The idea of using the stencil buffer to render shadows dates back to the early 1990s, but the first implementations had several drawbacks. The depth-fail variant described here was independently discovered several times during 1999 and 2000, most notably by John Carmack while working on Doom 3, which is why this variant is also known as Carmack’s Reverse.
The other well-known technique to render shadows in a rasterizer is called shadow mapping. This renders shadows with less defined edges (imagine the shadows cast by objects on a cloudy day). These are often called soft shadows.
To reiterate, the question we’re trying to answer is, given a point on a surface and a light, does the point receive illumination from that light? This is equivalent to determining whether there’s an object between the light and the point.
With the raytracer, we traced a ray from the point to the light. In some sense, we’re asking whether the point can “see” the light, or, equivalently, whether the light can “see” the point.
This leads us to the core idea of shadow mapping. We render the scene from the point of view of the light, preserving the depth buffer. Similar to how we created the environment maps we described above, we render the scene six times and end up with six depth buffers. These depth buffers, which we call shadow maps, let us determine the distance to the closest surface the light can “see” in any given direction.
The situation is slightly more complicated for directional lights, because these have no position to render from. Instead, we need to render the scene from a direction. This requires using an orthographic projection instead of our usual perspective projection. With perspective projection and point lights, every ray starts from a point; with orthographic projection and directional lights, every ray is parallel to each other, sharing the same direction.
When we want to determine whether a point is in shadow or not, we compute the distance and the direction from the light to the point. We use the direction to look up the corresponding entry in the shadow map. If this depth value is smaller than the distance from the point to the light, it means there’s a surface that is closer to the light than the point we’re illuminating, and therefore the point is in the shadow of that surface; otherwise, the light can “see” the point unobstructed, so the point is illuminated by the light.

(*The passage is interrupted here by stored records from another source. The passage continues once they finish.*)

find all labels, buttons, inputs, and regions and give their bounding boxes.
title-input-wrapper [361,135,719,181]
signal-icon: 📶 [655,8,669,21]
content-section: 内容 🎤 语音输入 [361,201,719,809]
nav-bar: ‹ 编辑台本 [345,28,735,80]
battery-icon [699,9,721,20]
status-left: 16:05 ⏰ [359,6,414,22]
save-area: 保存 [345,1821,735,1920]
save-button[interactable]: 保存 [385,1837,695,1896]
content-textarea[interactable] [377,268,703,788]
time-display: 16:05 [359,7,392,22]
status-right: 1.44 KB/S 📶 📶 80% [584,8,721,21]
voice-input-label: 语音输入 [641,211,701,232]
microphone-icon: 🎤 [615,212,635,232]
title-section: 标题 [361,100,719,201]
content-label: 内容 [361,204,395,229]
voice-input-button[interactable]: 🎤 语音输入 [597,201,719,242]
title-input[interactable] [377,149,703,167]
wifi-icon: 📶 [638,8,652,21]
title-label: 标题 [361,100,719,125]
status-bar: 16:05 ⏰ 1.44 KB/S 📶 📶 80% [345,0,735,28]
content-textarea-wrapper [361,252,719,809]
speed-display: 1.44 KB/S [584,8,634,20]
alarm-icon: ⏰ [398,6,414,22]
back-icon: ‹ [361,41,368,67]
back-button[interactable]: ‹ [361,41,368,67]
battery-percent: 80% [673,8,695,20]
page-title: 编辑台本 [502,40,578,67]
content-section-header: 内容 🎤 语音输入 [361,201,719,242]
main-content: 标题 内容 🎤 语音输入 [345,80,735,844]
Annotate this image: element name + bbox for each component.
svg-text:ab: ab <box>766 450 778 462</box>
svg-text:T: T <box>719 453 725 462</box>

Note that the shadow maps have a limited resolution, usually lower than the canvas. Depending on the distance and the relative orientation of the point and the light, this might cause the shadows to look blocky. To avoid this, we can sample the depth of the surrounding depth entries as well and determine whether the point lies on the edge of a shadow (as evidenced by a depth discontinuity in the surrounding entries). If this is the case, we can use a technique similar to bilinear filtering, as we did in Chapter 14 (Textures), to come up with a value between 0.0 and 1.0 representing how much the point is visible from the light and multiply it by the illumination of the light; this gives the shadows created by shadow mapping their characteristic blurry appearance. Other ways to avoid the blocky appearance involve sampling the shadow map in different ways—look into percentage closer filtering, for example.Chapter 5 (Extending the Raytracer), this chapter briefly introduced several ideas you can explore by yourself. These extend the rasterizer developed over the previous chapters to bring its features closer to those of the raytracer, while retaining its speed advantage. There’s always a trade-off, and in this case it comes in the form of less accurate results or increased memory consumption, depending on the algorithm.